Le bienfondé de ce positionnement
Le positionnement initial de la Cour de cassation et celui de la cour d’appel dans la présente affaire ont été vivement, et, à juste titre, critiqués. En effet, il s’agissait en réalité d’instaurer une présomption irréfragable d’indemnisation du déficit fonctionnel permanent par le tiers payeur, « en opérant un renversement de la charge de la preuve défavorable aux droits des victimes » (Y. Lambert-Faivre et S. Porchy-Simon, Droit du dommage corporel, 8e éd., Dalloz, 2016, p. 361, n° 377). Bien que l’objectif fût d’éviter une double indemnisation du préjudice, cette solution aboutissait à appréhender la souffrance d’une personne en considération de son salaire en ce que seuls des revenus élevés permettaient une indemnisation supplémentaire au titre des souffrances endurées. Ce qui ne peut évidemment être approuvé.
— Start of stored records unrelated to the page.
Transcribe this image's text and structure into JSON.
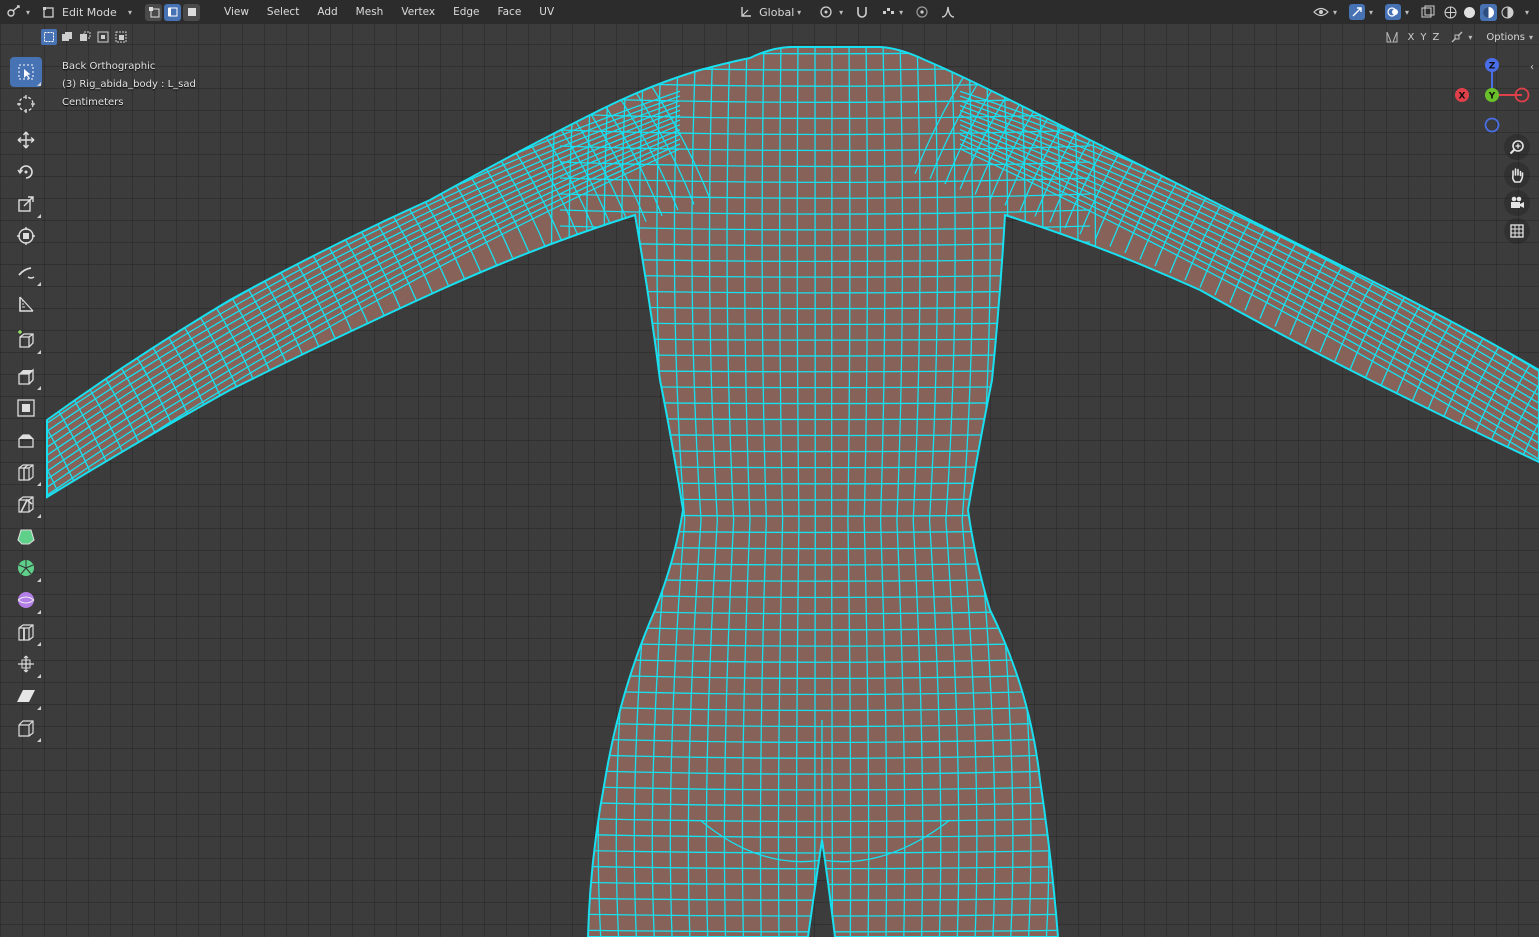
{
  "header": {
    "editor_type_icon": "editor-type-icon",
    "mode": "Edit Mode",
    "select_modes": [
      "vertex",
      "edge",
      "face"
    ],
    "active_select_mode": "edge",
    "menus": [
      "View",
      "Select",
      "Add",
      "Mesh",
      "Vertex",
      "Edge",
      "Face",
      "UV"
    ],
    "orientation": "Global",
    "right_icons": [
      "visibility-icon",
      "gizmo-icon",
      "overlay-icon",
      "xray-icon",
      "wireframe-shading-icon",
      "solid-shading-icon",
      "material-shading-icon",
      "render-shading-icon"
    ]
  },
  "subheader": {
    "selection_ops": [
      "set-selection",
      "extend-selection",
      "subtract-selection",
      "invert-selection",
      "intersect-selection"
    ],
    "mirror_axes": [
      "X",
      "Y",
      "Z"
    ],
    "options_label": "Options"
  },
  "viewport": {
    "view_name": "Back Orthographic",
    "object_info": "(3) Rig_abida_body : L_sad",
    "units": "Centimeters"
  },
  "toolbar": {
    "active_tool": "select-box",
    "tools": [
      "select-box",
      "cursor",
      "move",
      "rotate",
      "scale",
      "transform",
      "annotate",
      "measure",
      "add-cube",
      "extrude-region",
      "inset-faces",
      "bevel",
      "loop-cut",
      "knife",
      "poly-build",
      "spin",
      "smooth",
      "edge-slide",
      "shrink-fatten",
      "shear",
      "rip-region"
    ]
  },
  "gizmo": {
    "axes": [
      "Z",
      "Y",
      "X"
    ],
    "colors": {
      "x": "#e0404a",
      "y": "#6ac02a",
      "z": "#4a6ee8"
    }
  },
  "colors": {
    "wire": "#18e0f0",
    "skin": "#866258",
    "accent": "#4772b3",
    "grid_bg": "#3c3c3c"
  }
}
Il importe de noter que le Conseil d’État affirmait déjà en 2013 que, « eu égard à sa finalité de réparation d’une incapacité permanente de travail, la rente d’accident du travail doit être regardée comme ayant pour objet exclusif de réparer, sur une base forfaitaire, les préjudices subis par la victime dans sa vie professionnelle en conséquence de l’accident, c’est-à-dire ses pertes de gains professionnels et l’incidence professionnelle de l’incapacité. Dès lors, le recours exercé par la caisse au titre d’une rente d’accident du travail ne saurait s’exercer que sur ces deux postes de préjudice. En particulier, une telle rente ne saurait être imputée sur un poste de préjudice personnel » (CE, avis, 8 mars 2013, n° 361273, consid. 5, Dalloz actualité, 15 mars 2013, obs. D. Poupeau ; Doget, Lebon avec les conclusions
; AJDA 2013. 548
; ibid. 793
, chron. X. Domino et A. Bretonneau
; D. 2013. 1258
, note S. Porchy-Simon
; ibid. 2658, obs. M. Bacache, A. Guégan-Lécuyer et S. Porchy-Simon
; ibid. 2014. 47, obs. P. Brun et O. Gout
). Or il est incontestable que le déficit fonctionnel permanent vise à réparer les incidences du dommage qui touchent exclusivement à la sphère personnelle de la victime, en dehors de toute considération patrimoniale.